Il primo romanzo Doromizu. Acqua torbida, edito da Mondatori, fu un successo, la cui prima edizione andò esaurita in tempi brevissimi. Ora Mario Vattani, diplomatico, ex console a Osaka, torna in libreria con una nuova storia, La via del Sol Levante, che promette di essere un altro caso editoriale. 

Da Vattani il racconto di un viaggio in moto

Targato Idrovolante Edizioni, anche questo secondo libro, presentato con una bella copertina firmata dalla disegnatrice Dunja Popin, è ambientato in Giappone, terra amatissima e oggetto di una conoscenza profonda da parte di Vattani. Quel Giappone che nel primo romanzo era insieme cornice e protagonista di una storia noir, ora viene raccontato attraverso la lente di una vicenda autobiografica. La via del Sol Levante è, infatti, il racconto di un viaggio che Vattani ha fatto in motocicletta, da solo, attraverso il Paese, scoprendone aspetti inconsueti e restituendo al lettore atmosfere e sensazioni in modo tanto personale quanto puntuale. «Solo da quando è finalmente uscito “La via del Sol Levante” mi accorgo della sensazione diversa che si ha tra il raccontare una storia, e portare invece il lettore direttamente in viaggio con sé, dentro il proprio casco, dietro i propri occhi, nei propri ricordi. C’è qualcosa di molto intimo e originale», ha scritto Vattani sul suo profilo Facebook.

Un inaspettato legame tra Italia e Giappone

Ma la storia non è solo un racconto di viaggio autobiografico. È, invece, un percorso che, attraverso il Giappone fisico, ricostruisce anche la storia dei rapporti con l’Italia. Quello che si offre al lettore è dunque un libro da leggere a più livelli, per scoprire, insieme con lo spirito del viaggiatore, «due nazioni giovani – si legge nella nota di presentazione del romanzo – che si affacciano avventurosamente sul Novecento, antagoniste alla visione decadente di un mondo allora dominato dai grandi imperi coloniali, fino alla tragica conclusione del secondo confitto mondiale». Ecco così che tra samurai e signori della guerra, tra buddha di bronzo e principesse imperiali, ci si imbatte nella colonna con l’Aquila che celebra, in italiano, «lo spirito del bushido», omaggio della Roma del primo fascismo agli eroi della Tigre Bianca, 20 giovanissimi samurai che fecero seppuko durante la guerra Boshin. O nel ricordo di un legionario giapponese a Fiume. O ancora nella guerra coraggiosa quanto sconosciuta vicenda di un pugno di marinai italiani in Giappone. 

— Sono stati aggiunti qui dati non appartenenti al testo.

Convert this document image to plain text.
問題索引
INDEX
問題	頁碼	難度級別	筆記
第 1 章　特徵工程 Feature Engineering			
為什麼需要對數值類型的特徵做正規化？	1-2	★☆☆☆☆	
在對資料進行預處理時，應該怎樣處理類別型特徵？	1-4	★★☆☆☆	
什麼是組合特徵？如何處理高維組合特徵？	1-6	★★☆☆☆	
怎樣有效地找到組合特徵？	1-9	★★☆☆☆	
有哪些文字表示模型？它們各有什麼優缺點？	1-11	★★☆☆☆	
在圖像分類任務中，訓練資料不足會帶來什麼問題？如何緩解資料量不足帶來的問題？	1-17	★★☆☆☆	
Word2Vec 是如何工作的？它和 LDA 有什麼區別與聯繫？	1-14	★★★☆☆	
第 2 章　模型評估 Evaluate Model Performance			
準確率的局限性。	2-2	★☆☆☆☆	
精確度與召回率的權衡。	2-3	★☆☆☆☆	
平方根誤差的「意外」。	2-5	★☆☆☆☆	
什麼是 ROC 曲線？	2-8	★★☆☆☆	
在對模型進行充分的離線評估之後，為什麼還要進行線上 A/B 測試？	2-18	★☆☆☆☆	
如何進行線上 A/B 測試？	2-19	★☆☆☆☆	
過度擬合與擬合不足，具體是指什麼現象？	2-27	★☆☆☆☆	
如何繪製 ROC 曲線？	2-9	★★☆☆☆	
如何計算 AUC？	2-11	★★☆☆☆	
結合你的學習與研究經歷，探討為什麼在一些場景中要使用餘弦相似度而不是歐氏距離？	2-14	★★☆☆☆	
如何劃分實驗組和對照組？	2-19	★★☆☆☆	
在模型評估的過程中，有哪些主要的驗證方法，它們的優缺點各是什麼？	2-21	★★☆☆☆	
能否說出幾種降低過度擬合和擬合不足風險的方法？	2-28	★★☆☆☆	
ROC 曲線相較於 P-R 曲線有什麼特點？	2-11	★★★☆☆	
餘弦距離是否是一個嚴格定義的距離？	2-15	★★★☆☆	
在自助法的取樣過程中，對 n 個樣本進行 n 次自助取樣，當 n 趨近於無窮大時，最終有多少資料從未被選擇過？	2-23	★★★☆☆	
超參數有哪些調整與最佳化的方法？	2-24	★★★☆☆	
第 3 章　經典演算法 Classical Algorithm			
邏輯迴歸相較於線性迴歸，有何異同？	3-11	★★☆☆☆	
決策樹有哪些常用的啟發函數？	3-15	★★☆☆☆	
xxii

Celebrando i 150 anni di relazioni tra i due Paesi

Non a caso la presentazione del libro, mercoledì 3 maggio alle ore 19, presso il Circolo degli Esteri, è inserita nelle celebrazioni ufficiali del 150esimo anniversario delle relazioni tra Italia e Giappone. All’incontro parteciperanno Giordano Bruno Guerri, l’ambasciatore Domenico Giorgi e Andrea Purgatorio dell’associazione M-Arte, in un incontro moderato dalla giornalista nipponista Stefania Viti, e durante il quale l’attrice Jun Ichikawa leggerà alcuni brani del libro.